For this to work, these emerging newsrooms need to meet certain standards. For years, most companies were hiring college interns to put together subjective “how-to” pieces or other similar content but a lot has changed. Now companies are hiring journalists to build their newsrooms and lead content strategy. Maggie Leung, joined NerdWallet after a 20-year career in mainstream journalism that included stints at CNN, the Washington Post and the Wall Street Journal. Michael Schreiber, built out the newsroom and content strategy at Credit.com after a career at the New York Times, Frontline and ABC News. Coinbase is looking to poach top talent from a top tier finance publication. The list goes on.

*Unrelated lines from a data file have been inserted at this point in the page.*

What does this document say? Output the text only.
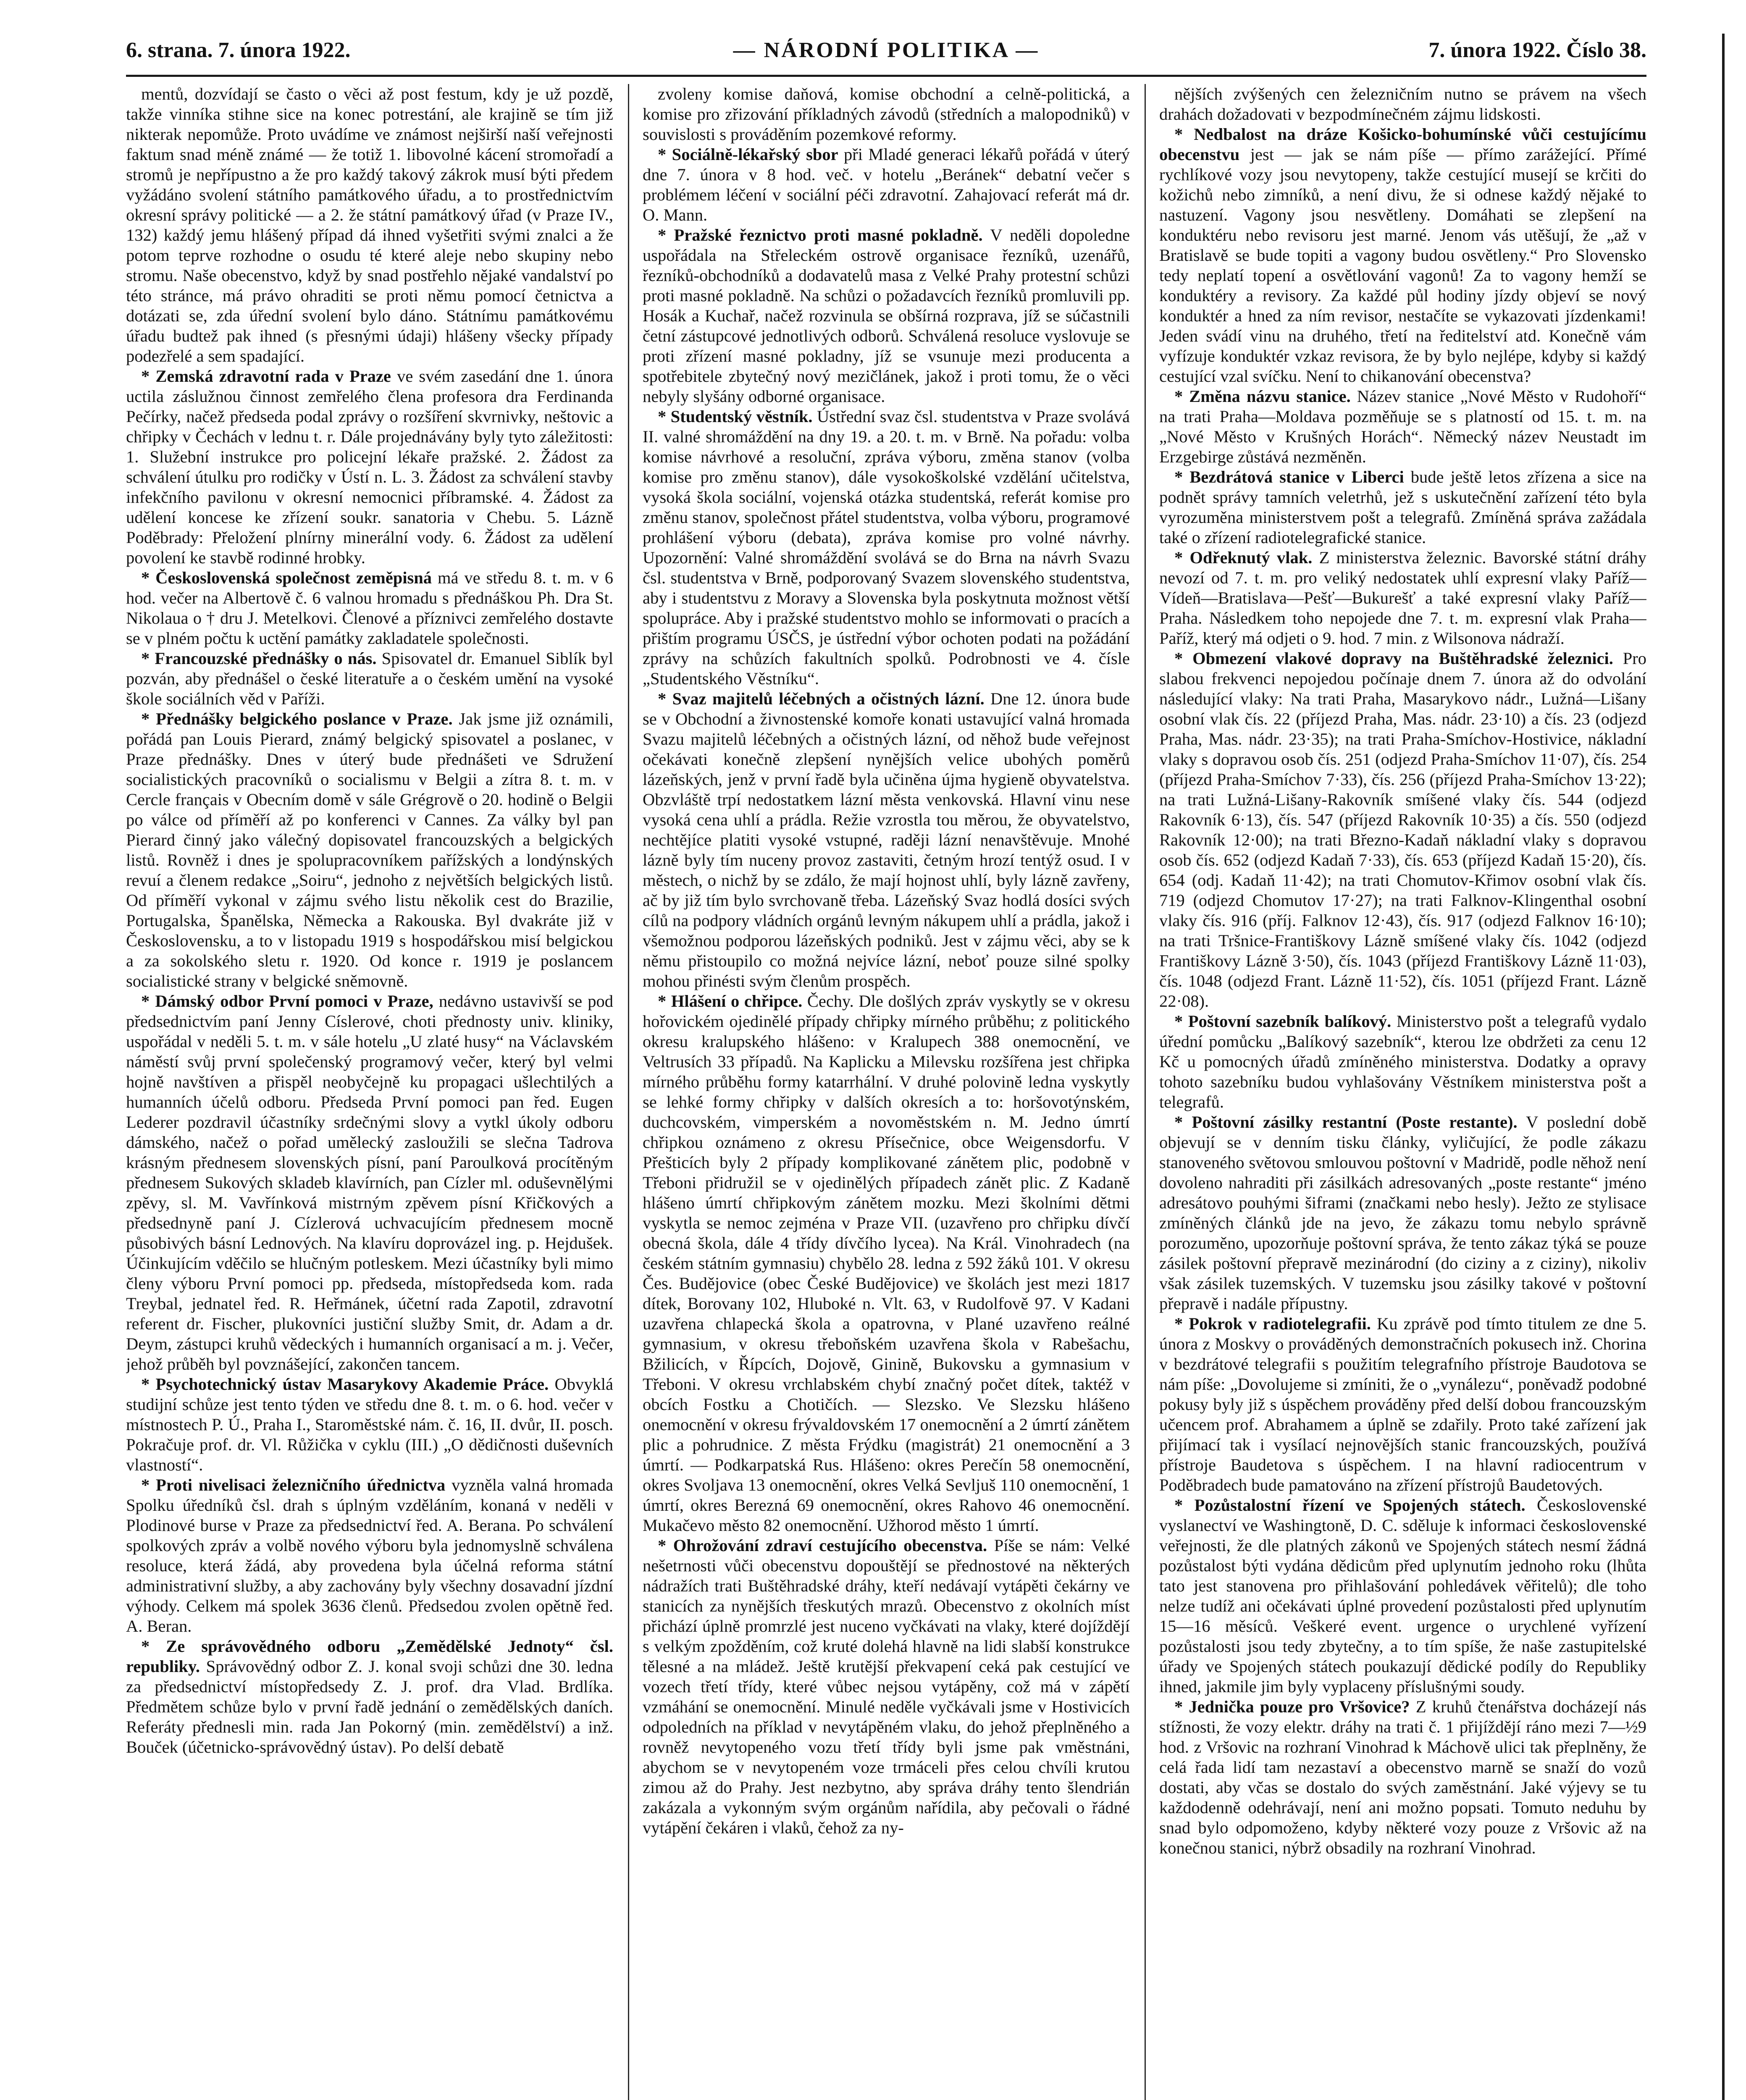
6. strana. 7. února 1922.	— NÁRODNÍ POLITIKA —	7. února 1922. Číslo 38.

mentů, dozvídají se často o věci až post festum, kdy je už pozdě, takže vinníka stihne sice na konec potrestání, ale krajině se tím již nikterak nepomůže. Proto uvádíme ve známost nejširší naší veřejnosti faktum snad méně známé — že totiž 1. libovolné kácení stromořadí a stromů je nepřípustno a že pro každý takový zákrok musí býti předem vyžádáno svolení státního památkového úřadu, a to prostřednictvím okresní správy politické — a 2. že státní památkový úřad (v Praze IV., 132) každý jemu hlášený případ dá ihned vyšetřiti svými znalci a že potom teprve rozhodne o osudu té které aleje nebo skupiny nebo stromu. Naše obecenstvo, když by snad postřehlo nějaké vandalství po této stránce, má právo ohraditi se proti němu pomocí četnictva a dotázati se, zda úřední svolení bylo dáno. Státnímu památkovému úřadu budtež pak ihned (s přesnými údaji) hlášeny všecky případy podezřelé a sem spadající.

* Zemská zdravotní rada v Praze ve svém zasedání dne 1. února uctila záslužnou činnost zemřelého člena profesora dra Ferdinanda Pečírky, načež předseda podal zprávy o rozšíření skvrnivky, neštovic a chřipky v Čechách v lednu t. r. Dále projednávány byly tyto záležitosti: 1. Služební instrukce pro policejní lékaře pražské. 2. Žádost za schválení útulku pro rodičky v Ústí n. L. 3. Žádost za schválení stavby infekčního pavilonu v okresní nemocnici příbramské. 4. Žádost za udělení koncese ke zřízení soukr. sanatoria v Chebu. 5. Lázně Poděbrady: Přeložení plnírny minerální vody. 6. Žádost za udělení povolení ke stavbě rodinné hrobky.

* Československá společnost zeměpisná má ve středu 8. t. m. v 6 hod. večer na Albertově č. 6 valnou hromadu s přednáškou Ph. Dra St. Nikolaua o † dru J. Metelkovi. Členové a příznivci zemřelého dostavte se v plném počtu k uctění památky zakladatele společnosti.

* Francouzské přednášky o nás. Spisovatel dr. Emanuel Siblík byl pozván, aby přednášel o české literatuře a o českém umění na vysoké škole sociálních věd v Paříži.

* Přednášky belgického poslance v Praze. Jak jsme již oznámili, pořádá pan Louis Pierard, známý belgický spisovatel a poslanec, v Praze přednášky. Dnes v úterý bude přednášeti ve Sdružení socialistických pracovníků o socialismu v Belgii a zítra 8. t. m. v Cercle français v Obecním domě v sále Grégrově o 20. hodině o Belgii po válce od příměří až po konferenci v Cannes. Za války byl pan Pierard činný jako válečný dopisovatel francouzských a belgických listů. Rovněž i dnes je spolupracovníkem pařížských a londýnských revuí a členem redakce „Soiru“, jednoho z největších belgických listů. Od příměří vykonal v zájmu svého listu několik cest do Brazilie, Portugalska, Španělska, Německa a Rakouska. Byl dvakráte již v Československu, a to v listopadu 1919 s hospodářskou misí belgickou a za sokolského sletu r. 1920. Od konce r. 1919 je poslancem socialistické strany v belgické sněmovně.

* Dámský odbor První pomoci v Praze, nedávno ustavivší se pod předsednictvím paní Jenny Císlerové, choti přednosty univ. kliniky, uspořádal v neděli 5. t. m. v sále hotelu „U zlaté husy“ na Václavském náměstí svůj první společenský programový večer, který byl velmi hojně navštíven a přispěl neobyčejně ku propagaci ušlechtilých a humanních účelů odboru. Předseda První pomoci pan řed. Eugen Lederer pozdravil účastníky srdečnými slovy a vytkl úkoly odboru dámského, načež o pořad umělecký zasloužili se slečna Tadrova krásným přednesem slovenských písní, paní Paroulková procítěným přednesem Sukových skladeb klavírních, pan Cízler ml. oduševnělými zpěvy, sl. M. Vavřínková mistrným zpěvem písní Křičkových a předsednyně paní J. Cízlerová uchvacujícím přednesem mocně působivých básní Lednových. Na klavíru doprovázel ing. p. Hejdušek. Účinkujícím vděčilo se hlučným potleskem. Mezi účastníky byli mimo členy výboru První pomoci pp. předseda, místopředseda kom. rada Treybal, jednatel řed. R. Heřmánek, účetní rada Zapotil, zdravotní referent dr. Fischer, plukovníci justiční služby Smit, dr. Adam a dr. Deym, zástupci kruhů vědeckých i humanních organisací a m. j. Večer, jehož průběh byl povznášející, zakončen tancem.

* Psychotechnický ústav Masarykovy Akademie Práce. Obvyklá studijní schůze jest tento týden ve středu dne 8. t. m. o 6. hod. večer v místnostech P. Ú., Praha I., Staroměstské nám. č. 16, II. dvůr, II. posch. Pokračuje prof. dr. Vl. Růžička v cyklu (III.) „O dědičnosti duševních vlastností“.

* Proti nivelisaci železničního úřednictva vyzněla valná hromada Spolku úředníků čsl. drah s úplným vzděláním, konaná v neděli v Plodinové burse v Praze za předsednictví řed. A. Berana. Po schválení spolkových zpráv a volbě nového výboru byla jednomyslně schválena resoluce, která žádá, aby provedena byla účelná reforma státní administrativní služby, a aby zachovány byly všechny dosavadní jízdní výhody. Celkem má spolek 3636 členů. Předsedou zvolen opětně řed. A. Beran.

* Ze správovědného odboru „Zemědělské Jednoty“ čsl. republiky. Správovědný odbor Z. J. konal svoji schůzi dne 30. ledna za předsednictví místopředsedy Z. J. prof. dra Vlad. Brdlíka. Předmětem schůze bylo v první řadě jednání o zemědělských daních. Referáty přednesli min. rada Jan Pokorný (min. zemědělství) a inž. Bouček (účetnicko-správovědný ústav). Po delší debatě

zvoleny komise daňová, komise obchodní a celně-politická, a komise pro zřizování příkladných závodů (středních a malopodniků) v souvislosti s prováděním pozemkové reformy.

* Sociálně-lékařský sbor při Mladé generaci lékařů pořádá v úterý dne 7. února v 8 hod. več. v hotelu „Beránek“ debatní večer s problémem léčení v sociální péči zdravotní. Zahajovací referát má dr. O. Mann.

* Pražské řeznictvo proti masné pokladně. V neděli dopoledne uspořádala na Střeleckém ostrově organisace řezníků, uzenářů, řezníků-obchodníků a dodavatelů masa z Velké Prahy protestní schůzi proti masné pokladně. Na schůzi o požadavcích řezníků promluvili pp. Hosák a Kuchař, načež rozvinula se obšírná rozprava, jíž se súčastnili četní zástupcové jednotlivých odborů. Schválená resoluce vyslovuje se proti zřízení masné pokladny, jíž se vsunuje mezi producenta a spotřebitele zbytečný nový mezičlánek, jakož i proti tomu, že o věci nebyly slyšány odborné organisace.

* Studentský věstník. Ústřední svaz čsl. studentstva v Praze svolává II. valné shromáždění na dny 19. a 20. t. m. v Brně. Na pořadu: volba komise návrhové a resoluční, zpráva výboru, změna stanov (volba komise pro změnu stanov), dále vysokoškolské vzdělání učitelstva, vysoká škola sociální, vojenská otázka studentská, referát komise pro změnu stanov, společnost přátel studentstva, volba výboru, programové prohlášení výboru (debata), zpráva komise pro volné návrhy. Upozornění: Valné shromáždění svolává se do Brna na návrh Svazu čsl. studentstva v Brně, podporovaný Svazem slovenského studentstva, aby i studentstvu z Moravy a Slovenska byla poskytnuta možnost větší spolupráce. Aby i pražské studentstvo mohlo se informovati o pracích a přištím programu ÚSČS, je ústřední výbor ochoten podati na požádání zprávy na schůzích fakultních spolků. Podrobnosti ve 4. čísle „Studentského Věstníku“.

* Svaz majitelů léčebných a očistných lázní. Dne 12. února bude se v Obchodní a živnostenské komoře konati ustavující valná hromada Svazu majitelů léčebných a očistných lázní, od něhož bude veřejnost očekávati konečně zlepšení nynějších velice ubohých poměrů lázeňských, jenž v první řadě byla učiněna újma hygieně obyvatelstva. Obzvláště trpí nedostatkem lázní města venkovská. Hlavní vinu nese vysoká cena uhlí a prádla. Režie vzrostla tou měrou, že obyvatelstvo, nechtějíce platiti vysoké vstupné, raději lázní nenavštěvuje. Mnohé lázně byly tím nuceny provoz zastaviti, četným hrozí tentýž osud. I v městech, o nichž by se zdálo, že mají hojnost uhlí, byly lázně zavřeny, ač by již tím bylo svrchovaně třeba. Lázeňský Svaz hodlá dosíci svých cílů na podpory vládních orgánů levným nákupem uhlí a prádla, jakož i všemožnou podporou lázeňských podniků. Jest v zájmu věci, aby se k němu přistoupilo co možná nejvíce lázní, neboť pouze silné spolky mohou přinésti svým členům prospěch.

* Hlášení o chřipce. Čechy. Dle došlých zpráv vyskytly se v okresu hořovickém ojedinělé případy chřipky mírného průběhu; z politického okresu kralupského hlášeno: v Kralupech 388 onemocnění, ve Veltrusích 33 případů. Na Kaplicku a Milevsku rozšířena jest chřipka mírného průběhu formy katarrhální. V druhé polovině ledna vyskytly se lehké formy chřipky v dalších okresích a to: horšovotýnském, duchcovském, vimperském a novoměstském n. M. Jedno úmrtí chřipkou oznámeno z okresu Přísečnice, obce Weigensdorfu. V Přešticích byly 2 případy komplikované zánětem plic, podobně v Třeboni přidružil se v ojedinělých případech zánět plic. Z Kadaně hlášeno úmrtí chřipkovým zánětem mozku. Mezi školními dětmi vyskytla se nemoc zejména v Praze VII. (uzavřeno pro chřipku dívčí obecná škola, dále 4 třídy dívčího lycea). Na Král. Vinohradech (na českém státním gymnasiu) chybělo 28. ledna z 592 žáků 101. V okresu Čes. Budějovice (obec České Budějovice) ve školách jest mezi 1817 dítek, Borovany 102, Hluboké n. Vlt. 63, v Rudolfově 97. V Kadani uzavřena chlapecká škola a opatrovna, v Plané uzavřeno reálné gymnasium, v okresu třeboňském uzavřena škola v Rabešachu, Bžilicích, v Řípcích, Dojově, Ginině, Bukovsku a gymnasium v Třeboni. V okresu vrchlabském chybí značný počet dítek, taktéž v obcích Fostku a Chotičích. — Slezsko. Ve Slezsku hlášeno onemocnění v okresu frývaldovském 17 onemocnění a 2 úmrtí zánětem plic a pohrudnice. Z města Frýdku (magistrát) 21 onemocnění a 3 úmrtí. — Podkarpatská Rus. Hlášeno: okres Perečín 58 onemocnění, okres Svoljava 13 onemocnění, okres Velká Sevljuš 110 onemocnění, 1 úmrtí, okres Berezná 69 onemocnění, okres Rahovo 46 onemocnění. Mukačevo město 82 onemocnění. Užhorod město 1 úmrtí.

* Ohrožování zdraví cestujícího obecenstva. Píše se nám: Velké nešetrnosti vůči obecenstvu dopouštějí se přednostové na některých nádražích trati Buštěhradské dráhy, kteří nedávají vytápěti čekárny ve stanicích za nynějších třeskutých mrazů. Obecenstvo z okolních míst přichází úplně promrzlé jest nuceno vyčkávati na vlaky, které dojíždějí s velkým zpožděním, což kruté dolehá hlavně na lidi slabší konstrukce tělesné a na mládež. Ještě krutější překvapení ceká pak cestující ve vozech třetí třídy, které vůbec nejsou vytápěny, což má v zápětí vzmáhání se onemocnění. Minulé neděle vyčkávali jsme v Hostivicích odpoledních na příklad v nevytápěném vlaku, do jehož přeplněného a rovněž nevytopeného vozu třetí třídy byli jsme pak vměstnáni, abychom se v nevytopeném voze trmáceli přes celou chvíli krutou zimou až do Prahy. Jest nezbytno, aby správa dráhy tento šlendrián zakázala a vykonným svým orgánům nařídila, aby pečovali o řádné vytápění čekáren i vlaků, čehož za ny-

nějších zvýšených cen železničním nutno se právem na všech drahách dožadovati v bezpodmínečném zájmu lidskosti.

* Nedbalost na dráze Košicko-bohumínské vůči cestujícímu obecenstvu jest — jak se nám píše — přímo zarážející. Přímé rychlíkové vozy jsou nevytopeny, takže cestující musejí se krčiti do kožichů nebo zimníků, a není divu, že si odnese každý nějaké to nastuzení. Vagony jsou nesvětleny. Domáhati se zlepšení na konduktéru nebo revisoru jest marné. Jenom vás utěšují, že „až v Bratislavě se bude topiti a vagony budou osvětleny.“ Pro Slovensko tedy neplatí topení a osvětlování vagonů! Za to vagony hemží se konduktéry a revisory. Za každé půl hodiny jízdy objeví se nový konduktér a hned za ním revisor, nestačíte se vykazovati jízdenkami! Jeden svádí vinu na druhého, třetí na ředitelství atd. Konečně vám vyfízuje konduktér vzkaz revisora, že by bylo nejlépe, kdyby si každý cestující vzal svíčku. Není to chikanování obecenstva?

* Změna názvu stanice. Název stanice „Nové Město v Rudohoří“ na trati Praha—Moldava pozměňuje se s platností od 15. t. m. na „Nové Město v Krušných Horách“. Německý název Neustadt im Erzgebirge zůstává nezměněn.

* Bezdrátová stanice v Liberci bude ještě letos zřízena a sice na podnět správy tamních veletrhů, jež s uskutečnění zařízení této byla vyrozuměna ministerstvem pošt a telegrafů. Zmíněná správa zažádala také o zřízení radiotelegrafické stanice.

* Odřeknutý vlak. Z ministerstva železnic. Bavorské státní dráhy nevozí od 7. t. m. pro veliký nedostatek uhlí expresní vlaky Paříž—Vídeň—Bratislava—Pešť—Bukurešť a také expresní vlaky Paříž—Praha. Následkem toho nepojede dne 7. t. m. expresní vlak Praha—Paříž, který má odjeti o 9. hod. 7 min. z Wilsonova nádraží.

* Obmezení vlakové dopravy na Buštěhradské železnici. Pro slabou frekvenci nepojedou počínaje dnem 7. února až do odvolání následující vlaky: Na trati Praha, Masarykovo nádr., Lužná—Lišany osobní vlak čís. 22 (příjezd Praha, Mas. nádr. 23·10) a čís. 23 (odjezd Praha, Mas. nádr. 23·35); na trati Praha-Smíchov-Hostivice, nákladní vlaky s dopravou osob čís. 251 (odjezd Praha-Smíchov 11·07), čís. 254 (příjezd Praha-Smíchov 7·33), čís. 256 (příjezd Praha-Smíchov 13·22); na trati Lužná-Lišany-Rakovník smíšené vlaky čís. 544 (odjezd Rakovník 6·13), čís. 547 (příjezd Rakovník 10·35) a čís. 550 (odjezd Rakovník 12·00); na trati Březno-Kadaň nákladní vlaky s dopravou osob čís. 652 (odjezd Kadaň 7·33), čís. 653 (příjezd Kadaň 15·20), čís. 654 (odj. Kadaň 11·42); na trati Chomutov-Křimov osobní vlak čís. 719 (odjezd Chomutov 17·27); na trati Falknov-Klingenthal osobní vlaky čís. 916 (příj. Falknov 12·43), čís. 917 (odjezd Falknov 16·10); na trati Tršnice-Františkovy Lázně smíšené vlaky čís. 1042 (odjezd Františkovy Lázně 3·50), čís. 1043 (příjezd Františkovy Lázně 11·03), čís. 1048 (odjezd Frant. Lázně 11·52), čís. 1051 (příjezd Frant. Lázně 22·08).

* Poštovní sazebník balíkový. Ministerstvo pošt a telegrafů vydalo úřední pomůcku „Balíkový sazebník“, kterou lze obdržeti za cenu 12 Kč u pomocných úřadů zmíněného ministerstva. Dodatky a opravy tohoto sazebníku budou vyhlašovány Věstníkem ministerstva pošt a telegrafů.

* Poštovní zásilky restantní (Poste restante). V poslední době objevují se v denním tisku články, vyličující, že podle zákazu stanoveného světovou smlouvou poštovní v Madridě, podle něhož není dovoleno nahraditi při zásilkách adresovaných „poste restante“ jméno adresátovo pouhými šiframi (značkami nebo hesly). Ježto ze stylisace zmíněných článků jde na jevo, že zákazu tomu nebylo správně porozuměno, upozorňuje poštovní správa, že tento zákaz týká se pouze zásilek poštovní přepravě mezinárodní (do ciziny a z ciziny), nikoliv však zásilek tuzemských. V tuzemsku jsou zásilky takové v poštovní přepravě i nadále přípustny.

* Pokrok v radiotelegrafii. Ku zprávě pod tímto titulem ze dne 5. února z Moskvy o prováděných demonstračních pokusech inž. Chorina v bezdrátové telegrafii s použitím telegrafního přístroje Baudotova se nám píše: „Dovolujeme si zmíniti, že o „vynálezu“, poněvadž podobné pokusy byly již s úspěchem prováděny před delší dobou francouzským učencem prof. Abrahamem a úplně se zdařily. Proto také zařízení jak přijímací tak i vysílací nejnovějších stanic francouzských, používá přístroje Baudetova s úspěchem. I na hlavní radiocentrum v Poděbradech bude pamatováno na zřízení přístrojů Baudetových.

* Pozůstalostní řízení ve Spojených státech. Československé vyslanectví ve Washingtoně, D. C. sděluje k informaci československé veřejnosti, že dle platných zákonů ve Spojených státech nesmí žádná pozůstalost býti vydána dědicům před uplynutím jednoho roku (lhůta tato jest stanovena pro přihlašování pohledávek věřitelů); dle toho nelze tudíž ani očekávati úplné provedení pozůstalosti před uplynutím 15—16 měsíců. Veškeré event. urgence o urychlené vyřízení pozůstalosti jsou tedy zbytečny, a to tím spíše, že naše zastupitelské úřady ve Spojených státech poukazují dědické podíly do Republiky ihned, jakmile jim byly vyplaceny příslušnými soudy.

* Jednička pouze pro Vršovice? Z kruhů čtenářstva docházejí nás stížnosti, že vozy elektr. dráhy na trati č. 1 přijíždějí ráno mezi 7—½9 hod. z Vršovic na rozhraní Vinohrad k Máchově ulici tak přeplněny, že celá řada lidí tam nezastaví a obecenstvo marně se snaží do vozů dostati, aby včas se dostalo do svých zaměstnání. Jaké výjevy se tu každodenně odehrávají, není ani možno popsati. Tomuto neduhu by snad bylo odpomoženo, kdyby některé vozy pouze z Vršovic až na konečnou stanici, nýbrž obsadily na rozhraní Vinohrad.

This new normal will require guidelines and standards. Publishers should be transparent about the source of these pieces, clearly labeling them as content generated by an outside, named entity. Brands underwriting journalism need to apply the same principles and standards as news organizations. The articles should not be puff pieces about the companies that fund them but rather fact-based reporting concerning their sphere of influence. To help differentiate these pieces from traditional “Sponsored Content,” they must be provided free of charge and the relationship between publisher and provider needs to be made clear.
The upside for the underwriting companies in all of this is that they get the halo effect of being associated with journalism that educates and adds value to consumers’ lives. If done right, brands will establish themselves as authorities in their respective industry.
What I’m proposing — and where things are already heading — requires us to rethink our assumptions about how good journalism is funded and where it can come from. Done carefully and with integrity, this new model will provide a tremendous value for local newsrooms in the form of well-researched, no-strings-attached reporting, available at no cost. I believe that five years from now, we will see a plethora of win-win relationships between local news outlets and brand-funded newsrooms and we’ll all be better for it.